Given an array of Strings, return true if each string could be connected to other

Question

You are given an array of strings, return true if and only if all the strings can be connected in one chain.

Condition for connectivity is, if the last character of one string matches the first character of the second string, then the two strings can be connected.

Example : String []arr ={"abc", "cde", "cad" , "def" , "eac"} will return true because all strings can be connected in one chain.

"abc"->"cde"->"eac"->"cad"->"def"

Another Example: String []arr ={"acb" , "cde", "def", "ead" } returns False because
"cde"->"ead"->"def" is the possible chain but “acb” is left out.

Note: It's not necessary to start with the first string and form the chain, It may happen that you won’t get a chain if you start with the first string. You can get a chain if you start with any other string. If there exists a possible chain, then your solution should return true.

In the second example, if the first String was suppose to be “fcb”, then a possible chain would have existed, "cde"->"ead"->"def"->"fcb" so True.

POSSIBLE SOLUTION (what i am thinking): Consider each string as a graph Node and connect the nodes if condition is satisfied. Once done, problem reduces to finding,

if there exists a Hamiltonian Cycle in a graph, which is NP-Complete problem.

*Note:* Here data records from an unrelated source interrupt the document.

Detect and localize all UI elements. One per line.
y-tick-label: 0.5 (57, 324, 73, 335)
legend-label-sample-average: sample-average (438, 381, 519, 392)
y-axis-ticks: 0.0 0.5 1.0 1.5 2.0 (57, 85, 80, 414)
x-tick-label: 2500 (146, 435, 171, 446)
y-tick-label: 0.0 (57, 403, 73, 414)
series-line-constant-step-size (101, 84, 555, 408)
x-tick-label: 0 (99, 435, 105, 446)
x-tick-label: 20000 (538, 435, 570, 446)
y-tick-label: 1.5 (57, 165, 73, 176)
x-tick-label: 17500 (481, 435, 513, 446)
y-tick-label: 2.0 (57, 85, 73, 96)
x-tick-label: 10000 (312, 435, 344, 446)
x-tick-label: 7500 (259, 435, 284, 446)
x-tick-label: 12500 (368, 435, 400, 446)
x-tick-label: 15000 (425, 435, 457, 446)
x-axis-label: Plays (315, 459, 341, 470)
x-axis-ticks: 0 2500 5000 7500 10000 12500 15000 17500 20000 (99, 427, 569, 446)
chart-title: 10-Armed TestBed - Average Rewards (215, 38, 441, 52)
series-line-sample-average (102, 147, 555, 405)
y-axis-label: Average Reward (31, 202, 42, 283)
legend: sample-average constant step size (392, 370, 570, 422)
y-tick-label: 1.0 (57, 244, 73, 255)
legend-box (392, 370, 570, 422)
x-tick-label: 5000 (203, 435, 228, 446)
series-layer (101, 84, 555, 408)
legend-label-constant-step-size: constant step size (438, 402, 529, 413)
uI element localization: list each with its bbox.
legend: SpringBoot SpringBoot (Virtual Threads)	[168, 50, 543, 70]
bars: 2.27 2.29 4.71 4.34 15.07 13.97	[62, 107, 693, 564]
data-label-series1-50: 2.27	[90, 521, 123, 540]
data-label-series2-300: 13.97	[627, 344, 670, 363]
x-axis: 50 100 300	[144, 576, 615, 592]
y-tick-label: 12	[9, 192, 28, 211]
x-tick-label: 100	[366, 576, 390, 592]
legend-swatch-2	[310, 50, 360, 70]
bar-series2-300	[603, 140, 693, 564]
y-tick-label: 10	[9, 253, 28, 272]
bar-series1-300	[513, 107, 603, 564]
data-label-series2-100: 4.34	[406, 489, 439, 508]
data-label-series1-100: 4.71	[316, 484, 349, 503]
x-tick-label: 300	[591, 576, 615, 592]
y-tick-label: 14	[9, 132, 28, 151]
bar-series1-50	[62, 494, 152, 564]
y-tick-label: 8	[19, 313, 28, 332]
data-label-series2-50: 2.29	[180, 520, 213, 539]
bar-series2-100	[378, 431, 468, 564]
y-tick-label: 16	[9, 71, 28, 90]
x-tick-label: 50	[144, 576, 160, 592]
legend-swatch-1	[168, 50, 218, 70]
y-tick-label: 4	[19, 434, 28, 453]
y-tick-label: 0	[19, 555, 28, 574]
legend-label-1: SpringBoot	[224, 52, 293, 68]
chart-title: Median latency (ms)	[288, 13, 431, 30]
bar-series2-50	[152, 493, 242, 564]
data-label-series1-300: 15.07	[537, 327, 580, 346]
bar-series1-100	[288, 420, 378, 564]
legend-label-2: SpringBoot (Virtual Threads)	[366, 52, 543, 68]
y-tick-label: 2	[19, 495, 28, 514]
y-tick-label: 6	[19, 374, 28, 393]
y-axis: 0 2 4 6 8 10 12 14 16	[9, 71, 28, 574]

Anyone suggest some algorithm or any other solutions?

Answer 1

Your are not looking to an Hamiltonian Cycle (ie beggining = start) but an Hamiltonian path which is an NP-Complete problem too. However, your graphs are not general one since there are only 26 letters. If you allows for more symbol than 26 letters then it is actually equivalent to Hamiltonian path finding.

Here is a solution: you should think the converse way:

• the vertex of the graph are the 26 letters.
• There is an edge between letter x and y for each word starting with x and ending with y

Therefore what you get is actually a multigraph as several word can start and end with the same letter. Then what you are looking is called an Eulerian path: it is a path which takes each edges exactly one time. Finding an Eulerian path is a polynomial problem (https://en.wikipedia.org/wiki/Eulerian_path). It is actually probably one of the first graph problem in history.

Now citing Wikipedia:

A directed graph has an Eulerian trail if and only if at most one vertex has (out-degree) − (in-degree) = 1, at most one vertex has (in-degree) − (out-degree) = 1, every other vertex has equal in-degree and out-degree, and all of its vertices with nonzero degree belong to a single connected component of the underlying undirected graph.

This is a far better way to decide if there is a path than searching for an Hamiltonian path.